Arrest and Pre-Adjudication

The Arrest and Pre-Adjudication Strategic Innovations involve efforts to reduce system entry of pre-adjudicated youth who present little risk to public safety and who can be either diverted from the point of arrest or safely supervised in the community pending scheduled court appearances. These youth are largely youth of color. These innovations also involve the introduction of new tools to objectively determine if a youth meets detention criteria and new community-based programs to serve as alternatives to detention. DMC Action Network sites work to implement and monitor the impact of the following strategies:

  • Arrest Diversion – Focuses on implementation of new or expanded arrest diversion models to reduce DMC. Activities to implement school-based diversion programs decrease the number of youth arrested because of school discipline problems. School-based diversions also ensure that youth continue their academic programs without disruption or expulsion from school. Activities to improve relationships and perceptions between law enforcement officers and youth also help to reduce DMC at the arrest decision point.
  • Detention Risk Screening – Focuses on design and implementation of a detention screening instrument to objectively measure youth risk of reoffending or not appearing for scheduled court hearings.

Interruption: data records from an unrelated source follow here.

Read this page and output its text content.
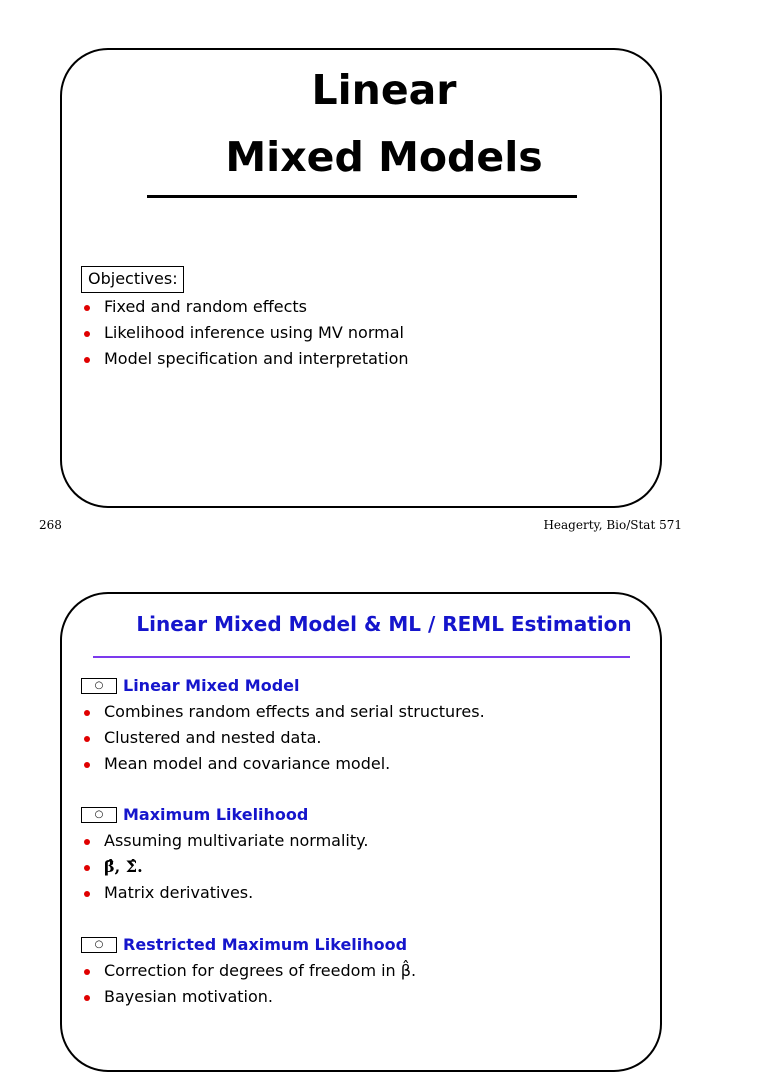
Linear
Mixed Models
Objectives:
Fixed and random effects
Likelihood inference using MV normal
Model specification and interpretation
268	Heagerty, Bio/Stat 571
Linear Mixed Model & ML / REML Estimation
○	Linear Mixed Model
Combines random effects and serial structures.
Clustered and nested data.
Mean model and covariance model.
○	Maximum Likelihood
Assuming multivariate normality.
β̂, Σ̂.
Matrix derivatives.
○	Restricted Maximum Likelihood
Correction for degrees of freedom in β̂.
Bayesian motivation.
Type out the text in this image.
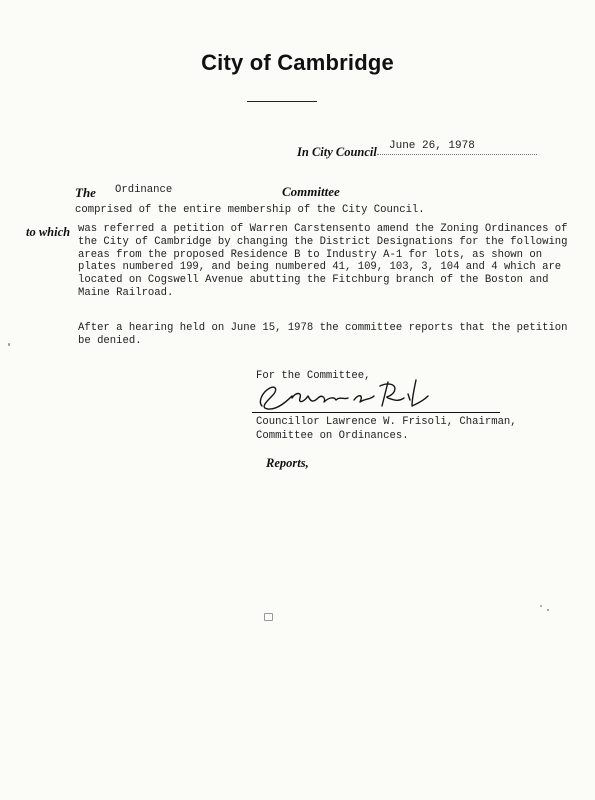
City of Cambridge
In City Council June 26, 1978
The Ordinance	Committee
comprised of the entire membership of the City Council.
to which was referred a petition of Warren Carstensento amend the Zoning Ordinances of
the City of Cambridge by changing the District Designations for the following
areas from the proposed Residence B to Industry A-1 for lots, as shown on
plates numbered 199, and being numbered 41, 109, 103, 3, 104 and 4 which are
located on Cogswell Avenue abutting the Fitchburg branch of the Boston and
Maine Railroad.
After a hearing held on June 15, 1978 the committee reports that the petition
be denied.
For the Committee,
Councillor Lawrence W. Frisoli, Chairman,
Committee on Ordinances.
Reports,
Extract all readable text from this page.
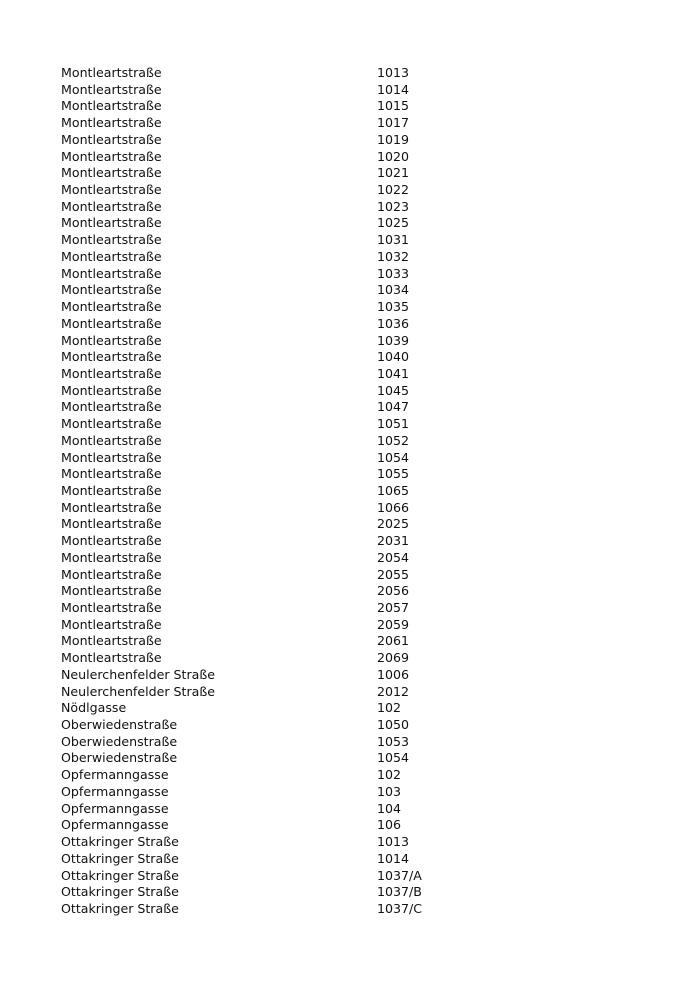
Montleartstraße	1013
Montleartstraße	1014
Montleartstraße	1015
Montleartstraße	1017
Montleartstraße	1019
Montleartstraße	1020
Montleartstraße	1021
Montleartstraße	1022
Montleartstraße	1023
Montleartstraße	1025
Montleartstraße	1031
Montleartstraße	1032
Montleartstraße	1033
Montleartstraße	1034
Montleartstraße	1035
Montleartstraße	1036
Montleartstraße	1039
Montleartstraße	1040
Montleartstraße	1041
Montleartstraße	1045
Montleartstraße	1047
Montleartstraße	1051
Montleartstraße	1052
Montleartstraße	1054
Montleartstraße	1055
Montleartstraße	1065
Montleartstraße	1066
Montleartstraße	2025
Montleartstraße	2031
Montleartstraße	2054
Montleartstraße	2055
Montleartstraße	2056
Montleartstraße	2057
Montleartstraße	2059
Montleartstraße	2061
Montleartstraße	2069
Neulerchenfelder Straße	1006
Neulerchenfelder Straße	2012
Nödlgasse	102
Oberwiedenstraße	1050
Oberwiedenstraße	1053
Oberwiedenstraße	1054
Opfermanngasse	102
Opfermanngasse	103
Opfermanngasse	104
Opfermanngasse	106
Ottakringer Straße	1013
Ottakringer Straße	1014
Ottakringer Straße	1037/A
Ottakringer Straße	1037/B
Ottakringer Straße	1037/C
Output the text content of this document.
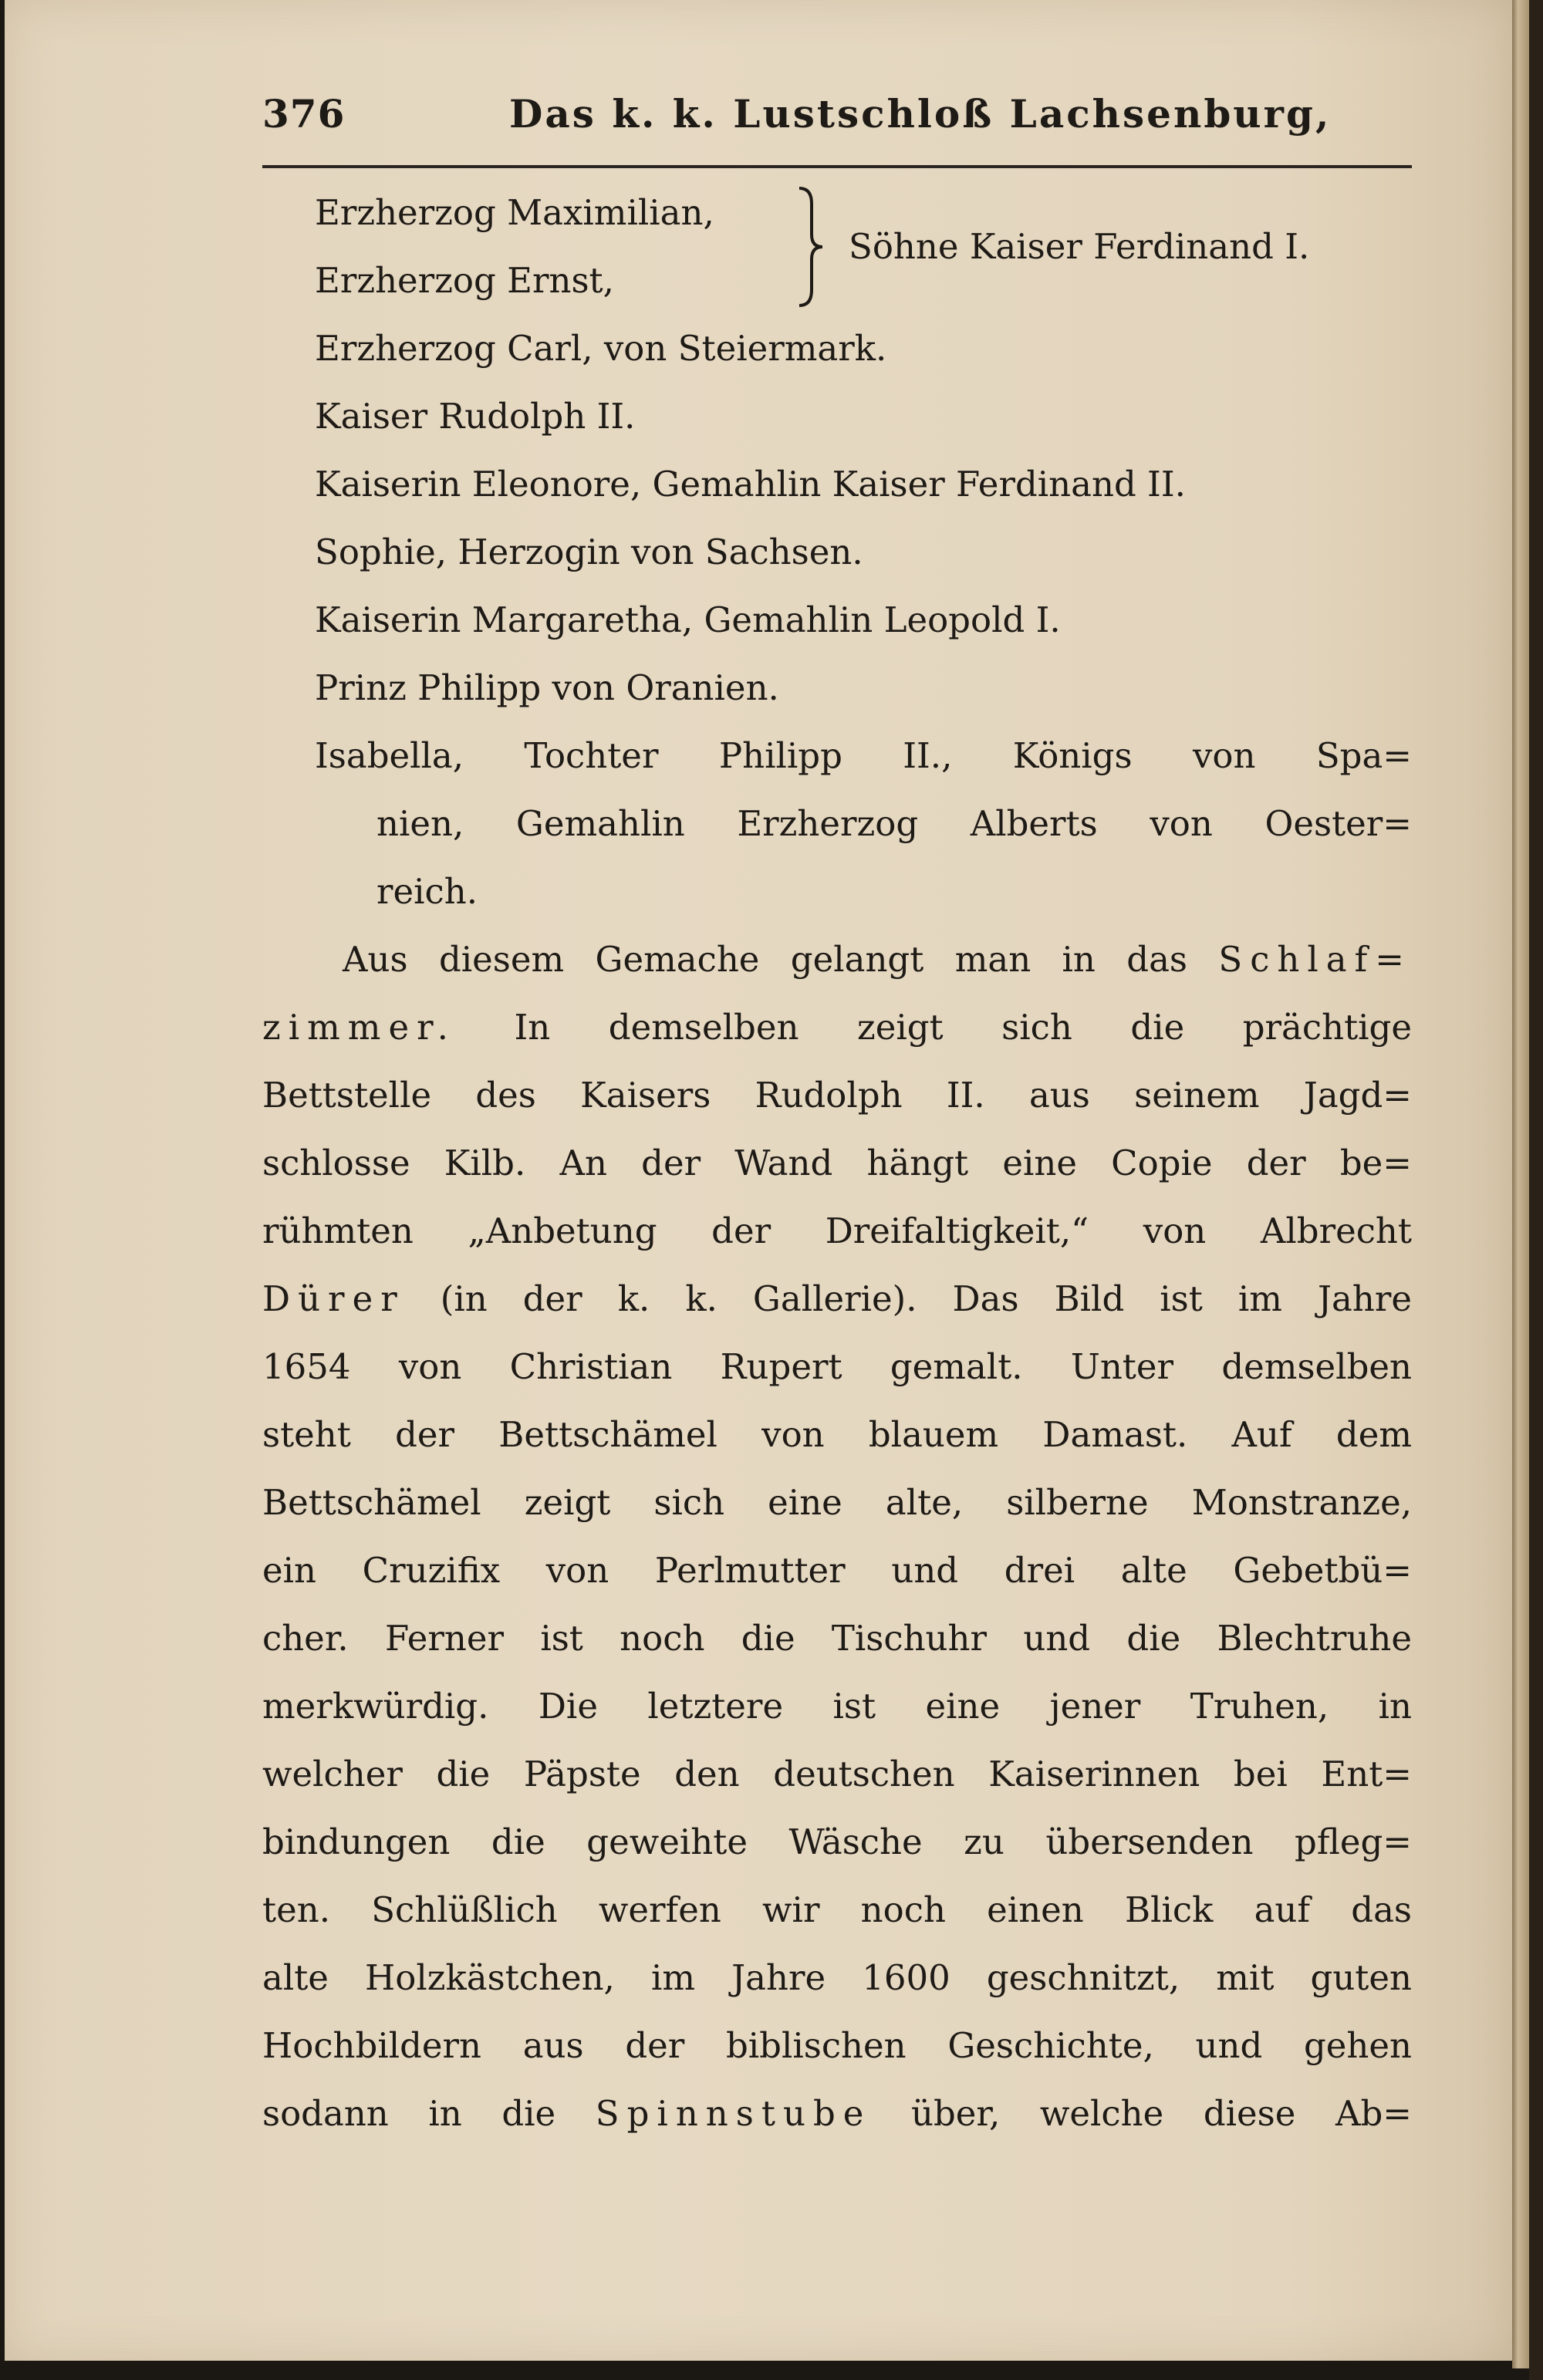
376	Das k. k. Lustschloß Lachsenburg,
Erzherzog Maximilian,
Erzherzog Ernst,
Söhne Kaiser Ferdinand I.
Erzherzog Carl, von Steiermark.
Kaiser Rudolph II.
Kaiserin Eleonore, Gemahlin Kaiser Ferdinand II.
Sophie, Herzogin von Sachsen.
Kaiserin Margaretha, Gemahlin Leopold I.
Prinz Philipp von Oranien.
Isabella, Tochter Philipp II., Königs von Spa=
nien, Gemahlin Erzherzog Alberts von Oester=
reich.
Aus diesem Gemache gelangt man in das Schlaf=
zimmer. In demselben zeigt sich die prächtige
Bettstelle des Kaisers Rudolph II. aus seinem Jagd=
schlosse Kilb. An der Wand hängt eine Copie der be=
rühmten „Anbetung der Dreifaltigkeit,“ von Albrecht
Dürer (in der k. k. Gallerie). Das Bild ist im Jahre
1654 von Christian Rupert gemalt. Unter demselben
steht der Bettschämel von blauem Damast. Auf dem
Bettschämel zeigt sich eine alte, silberne Monstranze,
ein Cruzifix von Perlmutter und drei alte Gebetbü=
cher. Ferner ist noch die Tischuhr und die Blechtruhe
merkwürdig. Die letztere ist eine jener Truhen, in
welcher die Päpste den deutschen Kaiserinnen bei Ent=
bindungen die geweihte Wäsche zu übersenden pfleg=
ten. Schlüßlich werfen wir noch einen Blick auf das
alte Holzkästchen, im Jahre 1600 geschnitzt, mit guten
Hochbildern aus der biblischen Geschichte, und gehen
sodann in die Spinnstube über, welche diese Ab=
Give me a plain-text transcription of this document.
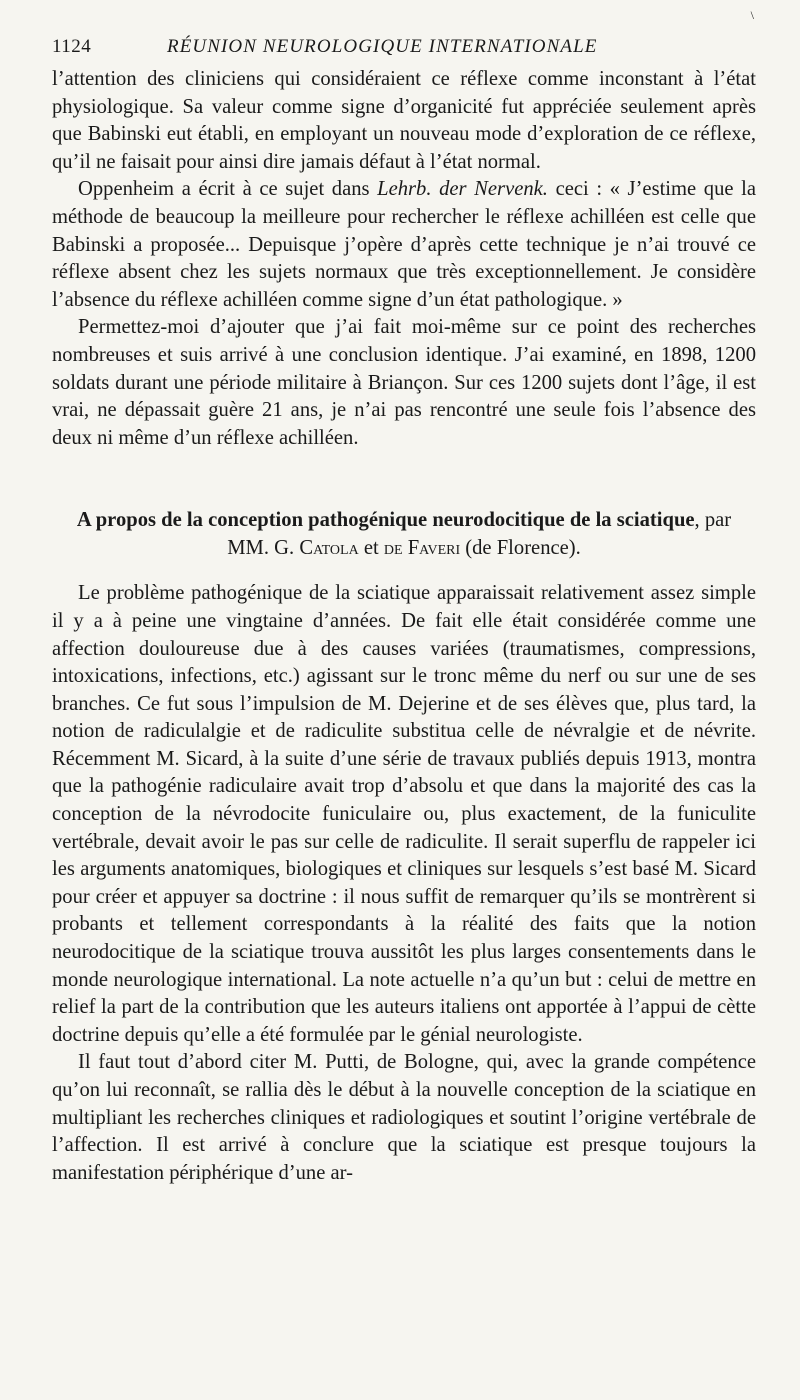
\
1124	RÉUNION NEUROLOGIQUE INTERNATIONALE

l’attention des cliniciens qui considéraient ce réflexe comme inconstant à l’état physiologique. Sa valeur comme signe d’organicité fut appréciée seulement après que Babinski eut établi, en employant un nouveau mode d’exploration de ce réflexe, qu’il ne faisait pour ainsi dire jamais défaut à l’état normal.

Oppenheim a écrit à ce sujet dans Lehrb. der Nervenk. ceci : « J’estime que la méthode de beaucoup la meilleure pour rechercher le réflexe achilléen est celle que Babinski a proposée... Depuisque j’opère d’après cette technique je n’ai trouvé ce réflexe absent chez les sujets normaux que très exceptionnellement. Je considère l’absence du réflexe achilléen comme signe d’un état pathologique. »

Permettez-moi d’ajouter que j’ai fait moi-même sur ce point des recherches nombreuses et suis arrivé à une conclusion identique. J’ai examiné, en 1898, 1200 soldats durant une période militaire à Briançon. Sur ces 1200 sujets dont l’âge, il est vrai, ne dépassait guère 21 ans, je n’ai pas rencontré une seule fois l’absence des deux ni même d’un réflexe achilléen.

A propos de la conception pathogénique neurodocitique de la sciatique, par MM. G. Catola et de Faveri (de Florence).

Le problème pathogénique de la sciatique apparaissait relativement assez simple il y a à peine une vingtaine d’années. De fait elle était considérée comme une affection douloureuse due à des causes variées (traumatismes, compressions, intoxications, infections, etc.) agissant sur le tronc même du nerf ou sur une de ses branches. Ce fut sous l’impulsion de M. Dejerine et de ses élèves que, plus tard, la notion de radiculalgie et de radiculite substitua celle de névralgie et de névrite. Récemment M. Sicard, à la suite d’une série de travaux publiés depuis 1913, montra que la pathogénie radiculaire avait trop d’absolu et que dans la majorité des cas la conception de la névrodocite funiculaire ou, plus exactement, de la funiculite vertébrale, devait avoir le pas sur celle de radiculite. Il serait superflu de rappeler ici les arguments anatomiques, biologiques et cliniques sur lesquels s’est basé M. Sicard pour créer et appuyer sa doctrine : il nous suffit de remarquer qu’ils se montrèrent si probants et tellement correspondants à la réalité des faits que la notion neurodocitique de la sciatique trouva aussitôt les plus larges consentements dans le monde neurologique international. La note actuelle n’a qu’un but : celui de mettre en relief la part de la contribution que les auteurs italiens ont apportée à l’appui de cètte doctrine depuis qu’elle a été formulée par le génial neurologiste.

Il faut tout d’abord citer M. Putti, de Bologne, qui, avec la grande compétence qu’on lui reconnaît, se rallia dès le début à la nouvelle conception de la sciatique en multipliant les recherches cliniques et radiologiques et soutint l’origine vertébrale de l’affection. Il est arrivé à conclure que la sciatique est presque toujours la manifestation périphérique d’une ar-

Many jurisdictions struggle with implementation issues because they do no invest in educating staff on the instrument’s purpose and goal and because they fail to obtain buy-in for implementation.
  • Evening Reporting Centers and other Alternatives to Secure Detention – Focuses on data-driven practices to develop and expand community supervision programs for pre-adjudicated youth, specifically Evening Reporting Centers. Network sites engaged in this innovation work to implement and evaluate program efficacy of specialized ERC programs to reduce DMC.

Post-Disposition

Post-Disposition Strategic Innovations address DMC following disposition, focusing on the use of graduated sanctions to reduce incarceration for probation violations and the inappropriate uses of secure detention for youth pending placement. Strategies also include development of new research and projects to increase understanding of successful youth adjustment to post-disposition placement and community re-entry following release from care. DMC Action Network sites work to implement and monitor the impact of the following strategies:

  • Violations of Probation – Focuses on the development of an array of graduated responses that takes into account seriousness of the probation violation and risk to public safety. The principle underlying this strategy is that youth can and should be held accountable for their misbehavior, but that holding them accountable does not necessarily require locking them up. Graduated responses can include a wide range of actions that become more progressive with each step, such as admonishments from a probation officer, written assignments, community service, increased community supervision, assignments to day/evening reporting program, short-term incarceration, or other responses.
  • Placement and Adjustment Issues – Addresses problems that affect youth of color in post-dispositional placements and re-entry. Key activities include exploration of the link between system policies and youth adjustment in the community. Two Network sites began exploring this difficult issue in which long-term incarceration adversely and disproportionately affects youth of color. Allegheny County has studied cases of youth who “fail to adjust” (FTA) to post-dispositional placements in an effort to reduce FTAs and improve program effectiveness. Baltimore City has implemented an Educational Placement Project to expedite youth re-enrollment in appropriate education programs upon leaving secure detention.